Warga Bukit Duri Ajukan ‘Class Action’ Terhadap Pemprov DKI

Kawasan kelurahan Bukit Duri, Kecamatan Tebet, Jakarta Selatan akan segera digusur dan direlokasi pada akhir bulan Mei ini, berdasarkan sosialisasi relokasi di Kecamatan Tebet  oleh Walikota Jakarta Selatan beberapa waktu lalu.

Vera S.W. Soemarni, kuasa hukum dari warga, dalam sebuah acara konferensi pers di Sanggar Ciliwung Kamis (12/5/2016) mengatakan, “warga menolak penggusuran Kampung Bukit Duri terhadap rencana pembangunan Trace Kali Ciliwung dari Pintu Air Manggarai sampai Kampung Melayu. Warga Bukit Duri meminta haknya dipenuhi. Mereka meminta tanah diganti tanah, rumah diganti rumah.”
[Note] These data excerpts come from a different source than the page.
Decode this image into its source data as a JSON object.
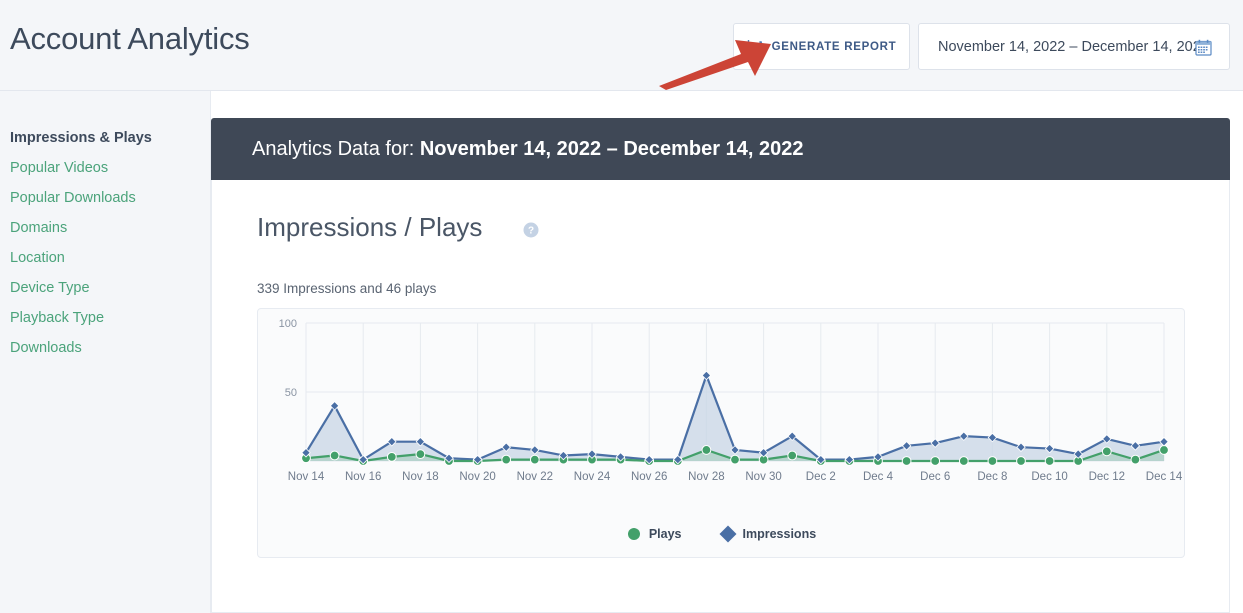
{
  "header": {
    "title": "Account Analytics",
    "generate_report_label": "GENERATE REPORT",
    "generate_report_icon": "line-chart-icon",
    "date_range_value": "November 14, 2022 – December 14, 2022",
    "date_range_icon": "calendar-icon",
    "annotation_icon": "red-arrow-pointer"
  },
  "sidebar": {
    "items": [
      {
        "label": "Impressions & Plays",
        "active": true
      },
      {
        "label": "Popular Videos",
        "active": false
      },
      {
        "label": "Popular Downloads",
        "active": false
      },
      {
        "label": "Domains",
        "active": false
      },
      {
        "label": "Location",
        "active": false
      },
      {
        "label": "Device Type",
        "active": false
      },
      {
        "label": "Playback Type",
        "active": false
      },
      {
        "label": "Downloads",
        "active": false
      }
    ]
  },
  "main": {
    "data_header_prefix": "Analytics Data for:",
    "data_header_range": "November 14, 2022 – December 14, 2022",
    "section_title": "Impressions / Plays",
    "help_icon": "question-mark-circle-icon",
    "summary": "339 Impressions and 46 plays"
  },
  "colors": {
    "accent_green": "#4ba37b",
    "plays_green": "#43a06a",
    "impressions_blue": "#4a6fa5",
    "impressions_fill": "#c8d5e6",
    "dark_header": "#3f4856",
    "page_bg": "#f4f6f9",
    "arrow_red": "#cc4436"
  },
  "chart_data": {
    "type": "line",
    "title": "Impressions / Plays",
    "xlabel": "",
    "ylabel": "",
    "ylim": [
      0,
      100
    ],
    "yticks": [
      50,
      100
    ],
    "grid": true,
    "legend_position": "bottom",
    "x": [
      "Nov 14",
      "Nov 15",
      "Nov 16",
      "Nov 17",
      "Nov 18",
      "Nov 19",
      "Nov 20",
      "Nov 21",
      "Nov 22",
      "Nov 23",
      "Nov 24",
      "Nov 25",
      "Nov 26",
      "Nov 27",
      "Nov 28",
      "Nov 29",
      "Nov 30",
      "Dec 1",
      "Dec 2",
      "Dec 3",
      "Dec 4",
      "Dec 5",
      "Dec 6",
      "Dec 7",
      "Dec 8",
      "Dec 9",
      "Dec 10",
      "Dec 11",
      "Dec 12",
      "Dec 13",
      "Dec 14"
    ],
    "tick_labels": [
      "Nov 14",
      "Nov 16",
      "Nov 18",
      "Nov 20",
      "Nov 22",
      "Nov 24",
      "Nov 26",
      "Nov 28",
      "Nov 30",
      "Dec 2",
      "Dec 4",
      "Dec 6",
      "Dec 8",
      "Dec 10",
      "Dec 12",
      "Dec 14"
    ],
    "series": [
      {
        "name": "Impressions",
        "color": "#4a6fa5",
        "marker": "diamond",
        "values": [
          6,
          40,
          1,
          14,
          14,
          2,
          1,
          10,
          8,
          4,
          5,
          3,
          1,
          1,
          62,
          8,
          6,
          18,
          1,
          1,
          3,
          11,
          13,
          18,
          17,
          10,
          9,
          5,
          16,
          11,
          14
        ]
      },
      {
        "name": "Plays",
        "color": "#43a06a",
        "marker": "circle",
        "values": [
          2,
          4,
          0,
          3,
          5,
          0,
          0,
          1,
          1,
          1,
          1,
          1,
          0,
          0,
          8,
          1,
          1,
          4,
          0,
          0,
          0,
          0,
          0,
          0,
          0,
          0,
          0,
          0,
          7,
          1,
          8
        ]
      }
    ]
  },
  "legend": {
    "plays_label": "Plays",
    "plays_icon": "green-circle-icon",
    "impressions_label": "Impressions",
    "impressions_icon": "blue-diamond-icon"
  }
}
Menurutnya, kompensasi dalam bentuk rusun tidak setimpal dengan barang atau hak milik warga yang digusur paksa Pemprov DKI Jakarta. “Pembangunan rusunawa itu tanpa adanya pertimbangan aspek sosial, ekonomi dan kemanusiaan dan tidak melibatkan masyarakat setempat. Tiba-tiba kami harus merobohkan rumah tanpa ada kompensasi yang jelas,” lanjut Vera.

Di tempat yang sama, Ketua Sanggar Ciliwung Ignatius Sandyawan Sumardi mengatakan, warga dan komunitas Ciliwung Merdeka sudah melakukan pendataan untuk menunjukkan bahwa warga mempunyai bukti surat-surat kepemilikan atas tanah mereka. Dari data tersebut, penggusuran akan mengorbankan 384 keluarga, yang terdiri dari 1.275 jiwa dan lahan seluas 17.067 meter persegi.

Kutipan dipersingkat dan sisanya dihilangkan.